What precisely happens next depends on the enclosing program, but it is usually only a matter of time before the erroneous program state leads to a page fault and the operating system mercifully puts our program out of its misery.
What do we do about it?
There are a few potential ways to solve this issue, but I think the nicest one would be to make the calling convention for PUSH_ALTS and PUSH_ALTS_UNLIFTED P BCOs the same. I think this should avoid this problem, and it is more consistent with the way the rest of the RTS works. The simplest way to go about this would be to make both calling conventions expect 3 words on the stack, which is what PUSH_ALTS continuations currently expect.
The bytecode compiler will have to change to produce BCOs with the uniform calling convention, and the bytecode interpreter will have to arrange to invoke BCOs with that calling convention, but I don’t think this should be a significant task.
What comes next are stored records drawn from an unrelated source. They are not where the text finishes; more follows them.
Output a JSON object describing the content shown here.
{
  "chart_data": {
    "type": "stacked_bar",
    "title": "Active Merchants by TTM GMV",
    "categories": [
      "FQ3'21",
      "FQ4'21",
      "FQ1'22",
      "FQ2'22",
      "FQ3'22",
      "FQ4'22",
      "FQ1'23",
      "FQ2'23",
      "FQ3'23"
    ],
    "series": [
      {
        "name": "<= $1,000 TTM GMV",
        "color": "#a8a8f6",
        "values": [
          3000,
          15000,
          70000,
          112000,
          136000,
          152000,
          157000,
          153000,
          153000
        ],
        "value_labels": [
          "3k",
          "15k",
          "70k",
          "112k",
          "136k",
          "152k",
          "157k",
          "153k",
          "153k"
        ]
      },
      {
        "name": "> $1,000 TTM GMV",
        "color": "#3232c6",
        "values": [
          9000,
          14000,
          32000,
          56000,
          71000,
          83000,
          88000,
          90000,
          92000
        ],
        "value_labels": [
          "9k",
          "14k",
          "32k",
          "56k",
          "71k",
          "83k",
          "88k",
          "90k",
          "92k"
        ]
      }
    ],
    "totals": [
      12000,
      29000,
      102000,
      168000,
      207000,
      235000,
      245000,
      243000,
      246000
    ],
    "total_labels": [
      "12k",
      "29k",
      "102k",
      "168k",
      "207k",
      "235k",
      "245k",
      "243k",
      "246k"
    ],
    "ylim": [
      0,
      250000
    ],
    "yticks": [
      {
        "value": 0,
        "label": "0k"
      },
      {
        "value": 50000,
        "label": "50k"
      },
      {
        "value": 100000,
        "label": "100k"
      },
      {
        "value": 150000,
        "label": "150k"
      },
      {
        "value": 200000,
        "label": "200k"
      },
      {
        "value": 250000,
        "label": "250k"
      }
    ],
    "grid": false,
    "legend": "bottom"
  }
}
I will try to put together an MR sometime in the next few days, but I am not going to try right now: I am done thinking about this for today. :) I will report back if I run into any unforeseen challenges.
You should put up the whole of Bytecode and RTS prerequisites on the wiki, it might be the most documentation about the workings of the interpreter I've seen in a single place.
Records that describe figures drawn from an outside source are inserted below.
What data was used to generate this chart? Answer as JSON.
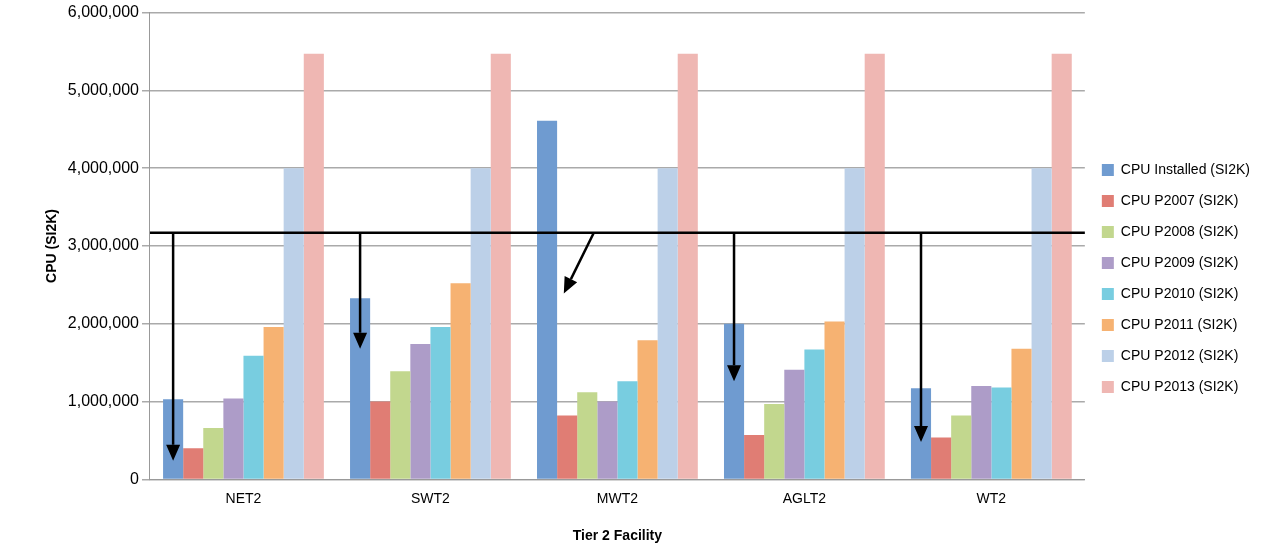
{
  "chart_data": {
    "type": "bar",
    "xlabel": "Tier 2 Facility",
    "ylabel": "CPU (SI2K)",
    "categories": [
      "NET2",
      "SWT2",
      "MWT2",
      "AGLT2",
      "WT2"
    ],
    "series": [
      {
        "name": "CPU Installed (SI2K)",
        "color": "#6f9bd0",
        "values": [
          1030000,
          2330000,
          4610000,
          2000000,
          1170000
        ]
      },
      {
        "name": "CPU P2007 (SI2K)",
        "color": "#e07d74",
        "values": [
          400000,
          1000000,
          820000,
          570000,
          540000
        ]
      },
      {
        "name": "CPU P2008 (SI2K)",
        "color": "#c2d78e",
        "values": [
          660000,
          1390000,
          1120000,
          970000,
          820000
        ]
      },
      {
        "name": "CPU P2009 (SI2K)",
        "color": "#ad9cc8",
        "values": [
          1040000,
          1740000,
          1000000,
          1410000,
          1200000
        ]
      },
      {
        "name": "CPU P2010 (SI2K)",
        "color": "#78cde0",
        "values": [
          1590000,
          1960000,
          1260000,
          1670000,
          1180000
        ]
      },
      {
        "name": "CPU P2011 (SI2K)",
        "color": "#f6b272",
        "values": [
          1960000,
          2520000,
          1790000,
          2030000,
          1680000
        ]
      },
      {
        "name": "CPU P2012 (SI2K)",
        "color": "#bcd0e8",
        "values": [
          4000000,
          4000000,
          4000000,
          4000000,
          4000000
        ]
      },
      {
        "name": "CPU P2013 (SI2K)",
        "color": "#efb7b3",
        "values": [
          5470000,
          5470000,
          5470000,
          5470000,
          5470000
        ]
      }
    ],
    "ylim": [
      0,
      6000000
    ],
    "yticks": [
      {
        "value": 0,
        "label": "0"
      },
      {
        "value": 1000000,
        "label": "1,000,000"
      },
      {
        "value": 2000000,
        "label": "2,000,000"
      },
      {
        "value": 3000000,
        "label": "3,000,000"
      },
      {
        "value": 4000000,
        "label": "4,000,000"
      },
      {
        "value": 5000000,
        "label": "5,000,000"
      },
      {
        "value": 6000000,
        "label": "6,000,000"
      }
    ],
    "ref_lines": [
      {
        "axis": "y",
        "value": 3170000,
        "color": "#000000",
        "line_style": "solid"
      }
    ],
    "grid": "y",
    "legend": "right"
  }
}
As I just explained in !10040 (comment 484886), I’ve been contemplating whether it makes sense to make any distinction between RETURN/PUSH_ALTS and RETURN_UNLIFTED P/PUSH_ALTS_UNLIFTED P at all.
I don’t think there is any distinction of this sort made at the Cmm level. To my knowledge, in Cmm, a pointer is a pointer, and there are only two differences between returning a lifted value versus returning an unlifted value:
When returning a lifted value that might not be fully evaluated, we must enter it. When returning an unlifted value, we must not enter it.
Lifted pointers must be tagged before we return them.
The first point is already handled explicitly in bytecode because we have a separate ENTER instruction. For the second point, the interpreter keeps closures tagged on the stack, so RETURN doesn’t do anything special in that regard. Similarly, on the PUSH_ALTS side, the returned value is left tagged on the stack, so the difference is all in the generated code.
I don’t think this is wildly surprising. After all, this source of this whole issue is really that, at the level of the RTS, we don’t make any distinction between these things, so it’s possible for a return of a lifted value to end up returning directly to a continuation that scrutinizes an “unlifted value” (which is actually an unboxed 1-tuple containing a lifted value, so from the runtime’s perspective, it is very much lifted). Therefore, I propose that we scrap this distinction altogether, since pretending it exists seems likely to only cause trouble.
Does that sound reasonable to everyone else? Do chime in if you think there is something I’ve missed.